A leaf can now run inference. Not just report its own state — compute on it, in situ, the way a synapse does. Researchers at the University of Texas at Austin have built a graphene-based device that mounts directly on leaf surfaces and performs artificial synaptic processing on collected data, without transmitting raw signals back to any server. The energy cost: 23 attojoules per conductance update. A single solar panel could power millions of them indefinitely.
The device is a graphene field-effect transistor array applied to leaf surfaces via transfer printing. A small voltage pulse drives ions in the leaf toward or away from the device, shifting its conductance — a proxy for hydration level. The synaptic part is not metaphorical: under repeated light exposure, the device's conductance response strengthens in a manner that mirrors long-term potentiation in biological neural circuits, the same mechanism the brain uses to form memories. Each light pulse doesn't just measure the leaf — it updates the device's internal state, the way a spiking neural network adjusts its weights. The raw data never leaves the leaf.
"We are able to gather so much more information than what our current technology can, and in a much easier way," Ashley Matheny, an associate professor in the Jackson School of Geosciences' Department of Earth and Planetary Sciences at UT Austin, said in UT Austin's news release.
What's harder to dismiss is the power number. The sensors require 23 attojoules per conductance update and 0.23 microwatt of power for reading data, according to UT Austin.
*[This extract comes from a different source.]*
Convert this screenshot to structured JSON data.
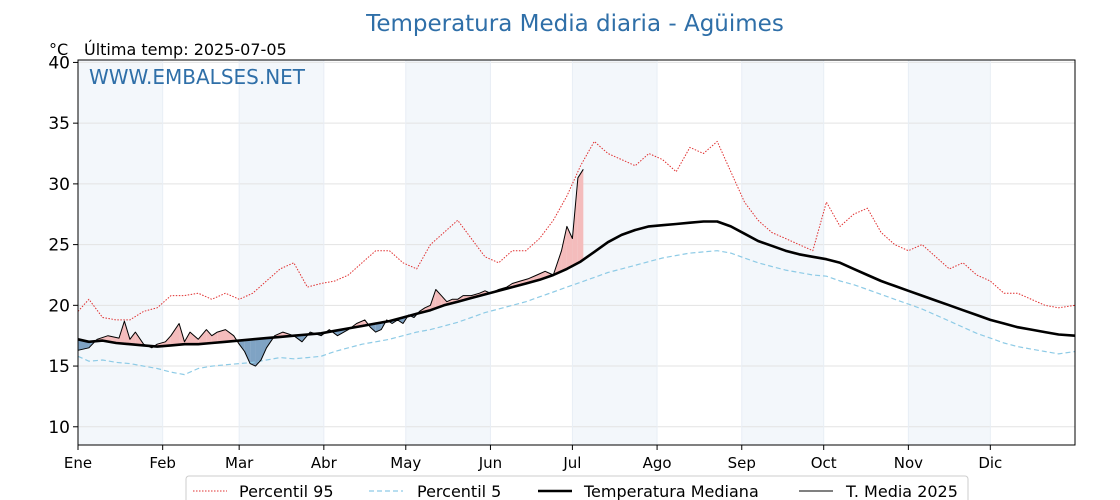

A modest solar panel could power millions of them simultaneously — making large-scale deployment in remote forests not just possible but economically realistic, a threshold that matters more than any benchmark number.
The graphene tattoo originated in Jean Anne Incorvia's lab at UT Austin, which was working on sensing proton movement using the material. The leaf application came from Maya Borowicz, a visiting undergraduate student who is one of the paper's authors. "It was a fun summer project that got a second life," Incorvia said. The project found its application partner when Incorvia met Matheny through UT's Associate Professor Experimental program, which connects newly tenured faculty across departments. Matheny had spent years tracking hydration in wood and soil. What she needed was leaves.
"Leaf water levels represent the best indicator of live fuel moisture content," Matheny said in the UT release. That content is one of the leading predictors of wildfires — and one of the hardest to measure continuously, because the current methods are destructive. Most researchers gather the data by snipping branches off trees, or in some cases shooting them down.
The graphene sensors change what continuous means. They can monitor the same living leaf across days, seasons, and stress events — the early-morning recovery phase after a hot windy day, the slow drawdown over a drought. Matheny plans to combine the leaf hydration record with her existing soil and wood hydration data to model what is happening in a forest from canopy to root system. "If I know something about the leaves, I can better predict what is going on with the wood," she said. "We are looking at everything from stress responses to what is happening in the forest right now to understand the risk to the public."
The paper, "Graphene In-Sensor Compute Device for Plant Hydration Monitoring," was published in Nano Letters on February 16, 2026 (Volume 26, Issue 7, Pages 2432-2440). Utkarsh Misra was lead author. Jean Anne C. Incorvia and Deji Akinwande, both in the Chandra Family Department of Electrical and Computer Engineering at UT Austin, were corresponding authors. Other authors include Maya Borowicz, Philip Varkey, Ning Liu, Samuel Liu, and Benjamin K. Keitz from UT Austin's engineering departments, Ashley M. Matheny from Earth and Planetary Sciences, and Dmitry Kireev, who completed the work as a postdoctoral researcher in Akinwande's lab and is now an assistant professor of biomedical engineering at the University of Massachusetts Amherst.
The work remains in the lab-validation stage — outdoor deployment in active wildfire-prone forests is next, and the team is honest about what that transition requires. But the physics is solid. 23 attojoules per update is not a projection. It's a measured number on a working device. Whether it survives a full wildfire season attached to a pine needle is a different question — one the researchers are now equipped to answer.